L'immunothérapie pourrait être la clé pour réaliser la promesse présidentielle. Cette méthode écarte la chimiothérapie au profit d'agents beaucoup mieux ciblés ainsi que d'un allié naturel: notre système immunitaire. Les cellules cancéreuses sont capables d'échapper au système immunitaire. C'est ce qui leur permet de se développer. L'objectif de l'immunothérapie est d'activer les globules blancs et de leur permettre d'identifier et d'attaquer les cellules cancéreuses. En isolant ces cellules immunitaires, on peut les éduquer à reconnaître des cellules tumorales et à les détruire. On peut aussi utiliser des anticorps conçus en laboratoire pour activer certains mécanismes antitumoraux. Bien qu'extrêmement prometteuse, cette méthode n'est pas universelle. Les chercheurs devront développer une immunothérapie propre à chaque cancer.

L'argent, le nerf de la guerre

Le meilleur moyen de trouver des remèdes efficaces est le financement public. «Au cours des dernières années, le financement de la recherche publique a atteint des niveaux catastrophiques», explique le Dr Delisle. Pour le professeur Möröy, «on a beaucoup misé sur les sociétés pharmaceutiques. Même si certains partenariats ont financé des laboratoires, beaucoup de projets prometteurs ont dû être arrêtés. Au Canada, on espère que le nouveau gouvernement va changer ça». Pour certains, la meilleure option reste un modèle mixte privé et public, où des molécules développées par l'industrie pourraient être combinées par des chercheurs dans des projets hospitaliers. Mais pour que cela fonctionne, il faut continuer de financer les centres de recherche et la recherche fondamentale.

Du laboratoire au patient

La recherche clinique, c'est le nom donné au passage obligé entre le laboratoire qui a conçu la molécule et l'étape ou l'on vérifie son efficacité chez de vrais malades.
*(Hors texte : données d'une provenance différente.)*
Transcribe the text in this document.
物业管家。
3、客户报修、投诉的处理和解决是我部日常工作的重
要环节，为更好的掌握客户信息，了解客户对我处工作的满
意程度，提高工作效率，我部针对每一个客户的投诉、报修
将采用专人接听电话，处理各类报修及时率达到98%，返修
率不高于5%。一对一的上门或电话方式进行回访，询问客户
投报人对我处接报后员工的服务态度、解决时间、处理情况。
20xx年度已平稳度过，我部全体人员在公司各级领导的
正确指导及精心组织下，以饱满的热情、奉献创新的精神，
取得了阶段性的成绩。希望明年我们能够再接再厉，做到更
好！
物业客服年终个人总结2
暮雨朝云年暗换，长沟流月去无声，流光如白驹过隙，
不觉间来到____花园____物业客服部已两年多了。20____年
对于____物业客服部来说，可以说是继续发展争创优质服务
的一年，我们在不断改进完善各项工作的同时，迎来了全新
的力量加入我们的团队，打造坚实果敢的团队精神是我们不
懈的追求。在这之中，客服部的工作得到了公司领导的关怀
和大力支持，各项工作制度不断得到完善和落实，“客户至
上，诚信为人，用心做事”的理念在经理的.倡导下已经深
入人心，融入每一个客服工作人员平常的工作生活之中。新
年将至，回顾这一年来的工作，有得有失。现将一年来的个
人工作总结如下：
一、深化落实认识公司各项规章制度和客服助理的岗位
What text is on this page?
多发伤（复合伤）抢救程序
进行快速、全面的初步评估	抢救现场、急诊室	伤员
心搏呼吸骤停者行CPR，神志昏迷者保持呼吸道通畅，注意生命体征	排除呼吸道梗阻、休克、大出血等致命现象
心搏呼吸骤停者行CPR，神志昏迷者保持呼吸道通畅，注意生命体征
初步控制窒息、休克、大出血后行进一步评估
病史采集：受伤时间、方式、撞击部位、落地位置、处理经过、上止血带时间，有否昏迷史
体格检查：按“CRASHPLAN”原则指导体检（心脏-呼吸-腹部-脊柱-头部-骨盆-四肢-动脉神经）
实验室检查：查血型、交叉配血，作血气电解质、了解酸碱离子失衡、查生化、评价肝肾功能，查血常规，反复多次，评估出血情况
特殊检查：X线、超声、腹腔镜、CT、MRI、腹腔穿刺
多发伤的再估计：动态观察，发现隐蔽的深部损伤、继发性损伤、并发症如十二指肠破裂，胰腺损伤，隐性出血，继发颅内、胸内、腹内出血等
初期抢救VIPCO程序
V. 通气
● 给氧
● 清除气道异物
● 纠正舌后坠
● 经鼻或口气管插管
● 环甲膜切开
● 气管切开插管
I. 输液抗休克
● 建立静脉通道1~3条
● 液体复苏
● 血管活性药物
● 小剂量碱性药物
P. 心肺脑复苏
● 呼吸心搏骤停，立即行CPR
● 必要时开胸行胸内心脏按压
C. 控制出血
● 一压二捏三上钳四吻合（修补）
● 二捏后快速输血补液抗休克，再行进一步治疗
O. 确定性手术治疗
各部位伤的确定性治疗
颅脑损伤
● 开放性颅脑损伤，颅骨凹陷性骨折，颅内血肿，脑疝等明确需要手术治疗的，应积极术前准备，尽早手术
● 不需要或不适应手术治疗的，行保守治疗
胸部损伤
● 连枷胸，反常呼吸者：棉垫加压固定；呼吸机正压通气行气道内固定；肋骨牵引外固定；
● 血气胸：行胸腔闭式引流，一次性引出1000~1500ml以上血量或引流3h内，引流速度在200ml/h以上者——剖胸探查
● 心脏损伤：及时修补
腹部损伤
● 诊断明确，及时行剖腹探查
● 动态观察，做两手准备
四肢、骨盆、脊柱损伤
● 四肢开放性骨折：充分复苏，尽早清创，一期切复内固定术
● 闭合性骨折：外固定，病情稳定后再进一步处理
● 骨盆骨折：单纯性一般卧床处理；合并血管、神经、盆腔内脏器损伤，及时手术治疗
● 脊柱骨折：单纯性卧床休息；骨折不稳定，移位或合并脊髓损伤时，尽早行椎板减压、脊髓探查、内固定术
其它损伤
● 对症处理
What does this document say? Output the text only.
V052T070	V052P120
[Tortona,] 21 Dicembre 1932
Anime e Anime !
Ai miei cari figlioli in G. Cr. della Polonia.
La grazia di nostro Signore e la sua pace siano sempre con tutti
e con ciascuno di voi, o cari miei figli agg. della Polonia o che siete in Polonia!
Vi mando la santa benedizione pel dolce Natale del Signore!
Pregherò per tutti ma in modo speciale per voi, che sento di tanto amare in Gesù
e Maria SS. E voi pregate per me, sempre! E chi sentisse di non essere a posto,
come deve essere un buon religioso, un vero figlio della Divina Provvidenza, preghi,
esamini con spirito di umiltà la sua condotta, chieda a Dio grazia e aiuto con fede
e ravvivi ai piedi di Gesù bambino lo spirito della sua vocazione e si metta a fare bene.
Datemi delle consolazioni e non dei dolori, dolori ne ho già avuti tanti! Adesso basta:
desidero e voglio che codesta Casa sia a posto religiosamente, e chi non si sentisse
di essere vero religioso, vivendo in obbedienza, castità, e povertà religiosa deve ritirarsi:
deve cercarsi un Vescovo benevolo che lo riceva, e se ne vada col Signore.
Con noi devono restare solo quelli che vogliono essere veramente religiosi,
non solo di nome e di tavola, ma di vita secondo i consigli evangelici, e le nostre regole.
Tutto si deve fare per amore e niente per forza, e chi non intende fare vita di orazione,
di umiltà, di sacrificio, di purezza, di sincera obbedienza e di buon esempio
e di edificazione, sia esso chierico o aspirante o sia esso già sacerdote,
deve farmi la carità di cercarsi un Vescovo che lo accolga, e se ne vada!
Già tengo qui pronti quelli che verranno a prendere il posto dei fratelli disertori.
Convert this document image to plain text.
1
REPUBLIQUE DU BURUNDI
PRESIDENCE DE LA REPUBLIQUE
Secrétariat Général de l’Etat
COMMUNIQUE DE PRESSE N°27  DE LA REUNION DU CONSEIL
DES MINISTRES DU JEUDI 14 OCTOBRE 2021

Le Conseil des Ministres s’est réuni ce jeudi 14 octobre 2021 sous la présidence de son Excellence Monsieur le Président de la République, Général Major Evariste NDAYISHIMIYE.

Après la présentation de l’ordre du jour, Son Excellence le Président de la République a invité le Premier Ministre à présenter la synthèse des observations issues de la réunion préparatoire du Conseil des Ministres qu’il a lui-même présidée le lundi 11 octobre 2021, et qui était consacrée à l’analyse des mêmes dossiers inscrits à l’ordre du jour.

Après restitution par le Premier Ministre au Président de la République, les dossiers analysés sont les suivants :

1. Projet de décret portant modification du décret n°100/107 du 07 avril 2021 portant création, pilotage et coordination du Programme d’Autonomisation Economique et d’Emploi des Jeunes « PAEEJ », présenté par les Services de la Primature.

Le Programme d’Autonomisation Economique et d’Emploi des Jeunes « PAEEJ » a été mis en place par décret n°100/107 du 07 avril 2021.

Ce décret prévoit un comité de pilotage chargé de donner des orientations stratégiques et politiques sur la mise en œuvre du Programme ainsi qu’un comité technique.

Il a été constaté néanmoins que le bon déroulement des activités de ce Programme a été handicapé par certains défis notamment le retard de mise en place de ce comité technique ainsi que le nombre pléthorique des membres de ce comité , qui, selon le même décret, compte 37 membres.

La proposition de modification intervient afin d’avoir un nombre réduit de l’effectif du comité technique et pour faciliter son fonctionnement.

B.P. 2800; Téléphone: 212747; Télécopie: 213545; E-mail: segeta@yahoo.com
C'est aussi l'étape où peuvent rester piégés de nombreux médicaments. «Mon rêve serait que tous les patients qui ne répondent à aucun traitement puissent prendre part à des protocoles expérimentaux, explique le Dr Réjean Lapointe, du CHUM. Mais la recherche est comme un entonnoir. Il faut énormément de projets fondamentaux, et là-dessus, très peu vont se rendre au patient. Beaucoup d'équipes compétentes se trouvent au Québec, mais le financement doit aussi être au rendez-vous.»

Le verdict

Grâce à une meilleure prévention, de meilleurs moyens de détection et de nouvelles thérapies permettant le traitement et le contrôle des cancers, il serait possible de transformer certains cas en quelque chose de relativement bénin et facile à prendre à charge. Mais de là à guérir tous les cancers, il y a un énorme pas à franchir. Toutefois, l'ère où le diagnostic de cancer constituait systématiquement un arrêt de mort pourrait être révolue. Pour le Dr Lapointe, «des patients atteints de mélanome il y a 10 ans n'avaient aucune chance de survie. Maintenant, on peut en sauver 25% grâce à l'immunothérapie. En combinant plusieurs thérapies prometteuses, on risque d'avancer encore plus vite au cours des 10 prochaines années».